Scientists with the National Institute on Deafness and Other Communication Disorders (NIDCD), one of the National Institutes of Health (NIH), and the University of Sussex, Brighton, United Kingdom, have identified protocadherin-15 as a likely player in the moment-of-truth reaction in which sound is converted into electrical signals. Protocadherin-15 is a protein made by a gene that causes one form of type 1 Usher syndrome, the most common cause of deaf-blindness in humans.

The findings will not only provide insight into how hearing takes place at the molecular level, but also may help scientists figure out why some people temporarily lose their hearing after being exposed to loud noise, only to regain it a day or two later.

“These findings offer a more precise picture of the complicated processes involved with our sense of hearing,” says Elias A. Zerhouni, MD, director of the NIH. “With roughly 15% of American adults reporting some degree of hearing loss, it is increasingly vital that we continue making inroads into our understanding of these processes, helping us seek new and better treatments, and opening the doors to better hearing health for Americans.”
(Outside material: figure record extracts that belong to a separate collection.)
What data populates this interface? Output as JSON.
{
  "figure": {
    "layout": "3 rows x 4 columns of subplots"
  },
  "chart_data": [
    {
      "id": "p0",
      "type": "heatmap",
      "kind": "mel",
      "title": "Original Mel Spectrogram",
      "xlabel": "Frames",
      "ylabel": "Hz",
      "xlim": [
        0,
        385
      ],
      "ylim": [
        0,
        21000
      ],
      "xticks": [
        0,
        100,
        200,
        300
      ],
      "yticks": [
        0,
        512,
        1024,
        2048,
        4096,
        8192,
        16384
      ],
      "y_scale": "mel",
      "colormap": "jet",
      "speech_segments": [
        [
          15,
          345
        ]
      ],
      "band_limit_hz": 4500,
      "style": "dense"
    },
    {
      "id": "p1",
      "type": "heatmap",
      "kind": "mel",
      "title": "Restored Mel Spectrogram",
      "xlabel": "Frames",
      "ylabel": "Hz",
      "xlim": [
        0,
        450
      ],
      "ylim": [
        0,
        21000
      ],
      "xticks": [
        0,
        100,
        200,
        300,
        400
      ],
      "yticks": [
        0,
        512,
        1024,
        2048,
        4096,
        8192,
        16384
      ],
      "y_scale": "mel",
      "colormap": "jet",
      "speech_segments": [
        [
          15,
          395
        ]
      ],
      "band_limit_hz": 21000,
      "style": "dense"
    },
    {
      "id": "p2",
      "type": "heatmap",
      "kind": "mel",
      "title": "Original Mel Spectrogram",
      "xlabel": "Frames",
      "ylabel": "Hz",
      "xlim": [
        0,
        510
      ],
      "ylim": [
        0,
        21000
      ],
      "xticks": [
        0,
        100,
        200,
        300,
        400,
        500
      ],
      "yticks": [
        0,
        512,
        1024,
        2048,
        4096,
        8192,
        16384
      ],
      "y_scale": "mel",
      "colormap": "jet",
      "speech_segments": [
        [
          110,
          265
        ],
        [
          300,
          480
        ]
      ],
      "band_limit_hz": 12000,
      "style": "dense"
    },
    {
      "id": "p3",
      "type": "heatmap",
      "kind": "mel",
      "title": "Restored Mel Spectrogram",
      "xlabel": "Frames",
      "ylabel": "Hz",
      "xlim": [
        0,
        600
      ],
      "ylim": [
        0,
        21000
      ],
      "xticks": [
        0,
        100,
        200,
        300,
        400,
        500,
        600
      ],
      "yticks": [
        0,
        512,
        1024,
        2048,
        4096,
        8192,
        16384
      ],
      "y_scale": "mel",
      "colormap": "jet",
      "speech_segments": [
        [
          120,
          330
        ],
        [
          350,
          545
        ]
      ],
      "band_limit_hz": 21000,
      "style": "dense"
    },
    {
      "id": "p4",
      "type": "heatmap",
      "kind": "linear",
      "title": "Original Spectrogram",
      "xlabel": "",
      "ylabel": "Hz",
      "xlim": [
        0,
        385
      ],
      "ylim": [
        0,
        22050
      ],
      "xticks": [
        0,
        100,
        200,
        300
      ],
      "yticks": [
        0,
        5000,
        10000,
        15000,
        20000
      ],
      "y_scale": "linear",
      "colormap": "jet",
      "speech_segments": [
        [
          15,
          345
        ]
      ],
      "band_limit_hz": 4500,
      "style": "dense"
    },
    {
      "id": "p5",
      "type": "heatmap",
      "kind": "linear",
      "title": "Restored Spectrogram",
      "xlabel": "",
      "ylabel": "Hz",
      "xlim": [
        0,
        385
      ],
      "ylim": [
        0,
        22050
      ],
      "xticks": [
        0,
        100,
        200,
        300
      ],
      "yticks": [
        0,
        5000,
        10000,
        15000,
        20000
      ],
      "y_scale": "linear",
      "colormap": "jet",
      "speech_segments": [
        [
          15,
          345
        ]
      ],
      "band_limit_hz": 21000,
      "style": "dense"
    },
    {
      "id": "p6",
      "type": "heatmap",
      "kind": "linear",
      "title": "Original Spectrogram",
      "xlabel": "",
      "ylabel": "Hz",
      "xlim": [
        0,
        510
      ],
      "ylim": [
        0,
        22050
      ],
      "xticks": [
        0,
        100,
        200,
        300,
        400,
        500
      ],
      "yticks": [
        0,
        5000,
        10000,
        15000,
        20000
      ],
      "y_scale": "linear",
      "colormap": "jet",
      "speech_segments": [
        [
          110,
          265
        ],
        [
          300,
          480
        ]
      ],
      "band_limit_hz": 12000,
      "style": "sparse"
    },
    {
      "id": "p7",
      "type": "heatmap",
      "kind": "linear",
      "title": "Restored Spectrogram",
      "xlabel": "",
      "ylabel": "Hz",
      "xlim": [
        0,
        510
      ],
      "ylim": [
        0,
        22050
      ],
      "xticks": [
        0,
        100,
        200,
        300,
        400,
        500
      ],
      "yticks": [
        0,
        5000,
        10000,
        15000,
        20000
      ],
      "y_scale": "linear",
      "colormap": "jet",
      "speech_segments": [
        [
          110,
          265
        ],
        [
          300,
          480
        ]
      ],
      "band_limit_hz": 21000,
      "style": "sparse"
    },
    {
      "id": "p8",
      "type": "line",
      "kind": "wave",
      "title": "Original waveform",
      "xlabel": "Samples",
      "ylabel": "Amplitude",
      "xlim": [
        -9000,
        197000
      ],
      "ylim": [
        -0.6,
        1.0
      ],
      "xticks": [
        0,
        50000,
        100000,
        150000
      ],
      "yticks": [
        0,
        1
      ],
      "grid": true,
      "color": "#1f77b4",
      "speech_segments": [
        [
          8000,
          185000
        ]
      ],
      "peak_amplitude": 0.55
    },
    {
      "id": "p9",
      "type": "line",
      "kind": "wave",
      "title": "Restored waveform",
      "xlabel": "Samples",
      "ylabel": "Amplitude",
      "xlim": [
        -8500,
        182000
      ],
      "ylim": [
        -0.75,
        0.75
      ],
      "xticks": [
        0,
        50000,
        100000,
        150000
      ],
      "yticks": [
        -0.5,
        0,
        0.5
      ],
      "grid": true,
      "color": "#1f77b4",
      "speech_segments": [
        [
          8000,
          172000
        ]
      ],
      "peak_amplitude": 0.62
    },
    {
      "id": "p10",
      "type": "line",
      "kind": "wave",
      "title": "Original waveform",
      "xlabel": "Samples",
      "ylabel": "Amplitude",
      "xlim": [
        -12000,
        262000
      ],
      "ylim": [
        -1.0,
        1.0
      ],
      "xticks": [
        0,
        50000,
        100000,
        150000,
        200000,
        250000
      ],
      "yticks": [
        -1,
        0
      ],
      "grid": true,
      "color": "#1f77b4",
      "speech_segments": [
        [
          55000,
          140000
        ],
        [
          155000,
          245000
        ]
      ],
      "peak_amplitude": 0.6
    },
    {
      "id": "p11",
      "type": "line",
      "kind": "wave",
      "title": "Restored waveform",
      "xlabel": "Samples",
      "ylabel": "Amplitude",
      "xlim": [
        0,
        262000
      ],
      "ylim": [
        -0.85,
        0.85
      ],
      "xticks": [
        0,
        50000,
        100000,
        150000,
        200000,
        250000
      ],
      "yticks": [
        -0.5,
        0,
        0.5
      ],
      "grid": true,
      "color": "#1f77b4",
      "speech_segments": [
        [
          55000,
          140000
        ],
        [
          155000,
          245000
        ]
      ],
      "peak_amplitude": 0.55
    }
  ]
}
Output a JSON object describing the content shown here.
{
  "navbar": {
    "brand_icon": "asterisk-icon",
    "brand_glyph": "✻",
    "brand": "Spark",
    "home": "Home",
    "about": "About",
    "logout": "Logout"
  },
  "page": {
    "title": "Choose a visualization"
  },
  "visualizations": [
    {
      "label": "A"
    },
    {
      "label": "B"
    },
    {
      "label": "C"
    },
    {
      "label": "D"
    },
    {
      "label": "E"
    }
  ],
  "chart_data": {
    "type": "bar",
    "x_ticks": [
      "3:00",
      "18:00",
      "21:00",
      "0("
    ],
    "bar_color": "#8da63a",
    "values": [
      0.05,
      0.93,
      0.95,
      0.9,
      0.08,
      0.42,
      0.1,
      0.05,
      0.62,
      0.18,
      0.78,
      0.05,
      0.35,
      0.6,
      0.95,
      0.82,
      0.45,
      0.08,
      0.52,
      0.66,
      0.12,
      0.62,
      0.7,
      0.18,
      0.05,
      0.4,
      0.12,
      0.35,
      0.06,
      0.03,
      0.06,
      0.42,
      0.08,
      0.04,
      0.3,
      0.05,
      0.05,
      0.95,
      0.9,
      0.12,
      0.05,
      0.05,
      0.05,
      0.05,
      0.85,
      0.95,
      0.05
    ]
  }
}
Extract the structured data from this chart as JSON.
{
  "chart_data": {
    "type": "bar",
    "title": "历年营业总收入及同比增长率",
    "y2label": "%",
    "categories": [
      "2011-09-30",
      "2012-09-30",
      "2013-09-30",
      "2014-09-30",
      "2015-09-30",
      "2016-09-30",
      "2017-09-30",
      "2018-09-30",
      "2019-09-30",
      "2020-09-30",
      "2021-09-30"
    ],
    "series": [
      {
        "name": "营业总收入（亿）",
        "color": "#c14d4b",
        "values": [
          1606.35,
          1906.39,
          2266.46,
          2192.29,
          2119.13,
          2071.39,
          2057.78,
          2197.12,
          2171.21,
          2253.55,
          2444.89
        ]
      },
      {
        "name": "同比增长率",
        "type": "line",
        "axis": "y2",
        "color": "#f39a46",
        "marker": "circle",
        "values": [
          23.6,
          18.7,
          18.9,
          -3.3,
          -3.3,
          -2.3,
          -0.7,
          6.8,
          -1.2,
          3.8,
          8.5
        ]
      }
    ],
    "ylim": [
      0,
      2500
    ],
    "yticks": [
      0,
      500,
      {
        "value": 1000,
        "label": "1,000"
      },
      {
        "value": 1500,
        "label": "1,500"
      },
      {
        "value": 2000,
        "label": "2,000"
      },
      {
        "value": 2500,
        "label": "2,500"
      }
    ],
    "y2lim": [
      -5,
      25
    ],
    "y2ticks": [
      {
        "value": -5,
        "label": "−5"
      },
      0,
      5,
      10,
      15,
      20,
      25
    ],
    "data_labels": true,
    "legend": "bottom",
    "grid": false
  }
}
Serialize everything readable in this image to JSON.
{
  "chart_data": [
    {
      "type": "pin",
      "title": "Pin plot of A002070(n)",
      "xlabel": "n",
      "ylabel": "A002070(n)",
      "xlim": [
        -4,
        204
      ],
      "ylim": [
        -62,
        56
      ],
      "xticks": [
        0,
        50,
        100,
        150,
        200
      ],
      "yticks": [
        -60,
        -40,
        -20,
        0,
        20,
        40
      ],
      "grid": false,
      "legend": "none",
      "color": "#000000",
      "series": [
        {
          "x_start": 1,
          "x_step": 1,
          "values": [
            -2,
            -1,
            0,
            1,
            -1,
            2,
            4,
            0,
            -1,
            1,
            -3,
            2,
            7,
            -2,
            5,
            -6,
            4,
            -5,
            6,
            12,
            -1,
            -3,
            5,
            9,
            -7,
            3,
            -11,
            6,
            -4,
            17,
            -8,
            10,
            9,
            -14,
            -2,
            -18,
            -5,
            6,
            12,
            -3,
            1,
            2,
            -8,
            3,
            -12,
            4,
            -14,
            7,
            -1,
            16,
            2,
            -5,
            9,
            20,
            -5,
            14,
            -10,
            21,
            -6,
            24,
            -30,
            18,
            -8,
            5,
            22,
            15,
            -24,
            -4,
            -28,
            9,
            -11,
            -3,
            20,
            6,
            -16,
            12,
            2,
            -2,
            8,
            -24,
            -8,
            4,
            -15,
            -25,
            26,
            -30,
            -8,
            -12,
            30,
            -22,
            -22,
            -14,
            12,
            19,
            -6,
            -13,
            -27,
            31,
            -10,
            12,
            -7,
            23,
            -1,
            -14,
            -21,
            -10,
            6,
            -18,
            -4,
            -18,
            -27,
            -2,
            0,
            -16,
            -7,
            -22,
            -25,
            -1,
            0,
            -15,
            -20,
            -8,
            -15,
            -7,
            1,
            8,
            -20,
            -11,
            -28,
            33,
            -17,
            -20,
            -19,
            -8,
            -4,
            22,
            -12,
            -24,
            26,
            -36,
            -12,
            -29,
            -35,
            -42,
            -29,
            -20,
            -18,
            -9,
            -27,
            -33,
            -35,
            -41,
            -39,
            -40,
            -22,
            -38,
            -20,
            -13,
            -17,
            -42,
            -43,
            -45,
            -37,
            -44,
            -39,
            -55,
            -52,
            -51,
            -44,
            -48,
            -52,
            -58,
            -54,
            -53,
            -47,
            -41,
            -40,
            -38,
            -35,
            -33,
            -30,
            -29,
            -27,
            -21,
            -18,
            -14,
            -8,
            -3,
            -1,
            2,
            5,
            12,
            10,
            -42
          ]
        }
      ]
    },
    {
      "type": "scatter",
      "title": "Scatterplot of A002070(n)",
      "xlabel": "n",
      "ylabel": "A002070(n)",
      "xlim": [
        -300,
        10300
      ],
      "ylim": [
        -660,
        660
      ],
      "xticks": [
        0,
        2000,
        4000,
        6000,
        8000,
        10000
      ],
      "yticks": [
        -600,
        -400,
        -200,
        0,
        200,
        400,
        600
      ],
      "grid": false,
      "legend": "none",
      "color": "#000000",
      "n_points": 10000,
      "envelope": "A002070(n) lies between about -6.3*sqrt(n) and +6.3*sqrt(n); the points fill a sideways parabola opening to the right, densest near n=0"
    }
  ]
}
Researchers have long known that hair cells, small sensory cells in the inner ear, convert sound energy into electrical signals that travel to the brain. When fluid in the inner ear is set into motion by vibrations emanating from the bones of the middle ear, the rippling effect causes bristly structures atop the hair cells to bump up against an overlying membrane and to deflect. The bristles, called stereocilia, are arranged in tiers and connected by minute links. As the stereocilia are deflected, pore-like channels on the surface of the stereocilia open up, allowing potassium to rush in, and generate an electrical signal.

Because the “tip link”—the link that connects the tip of the shorter stereocilium to the side of the adjacent, taller stereocilium—must be present for the channel to function, scientists believe that this structure may be responsible for opening and closing the channel gate. Researchers suggest that if they can learn the makeup of the tip link, they’ll be that much closer to understanding how the gate mechanism operates.

“This research identifies protocadherin-15 to be one of the proteins associated with the tip link, thus finally answering a question that has been baffling researchers for years,” says James F. Battey, Jr, MD, PhD, director of the NIDCD. “Thanks to the collaborative effort among these researchers, we are now at the closest point we have ever been to understanding the mechanism by which the ear converts mechanical energy—or energy of motion—into a form of energy that the brain can recognize as sound.”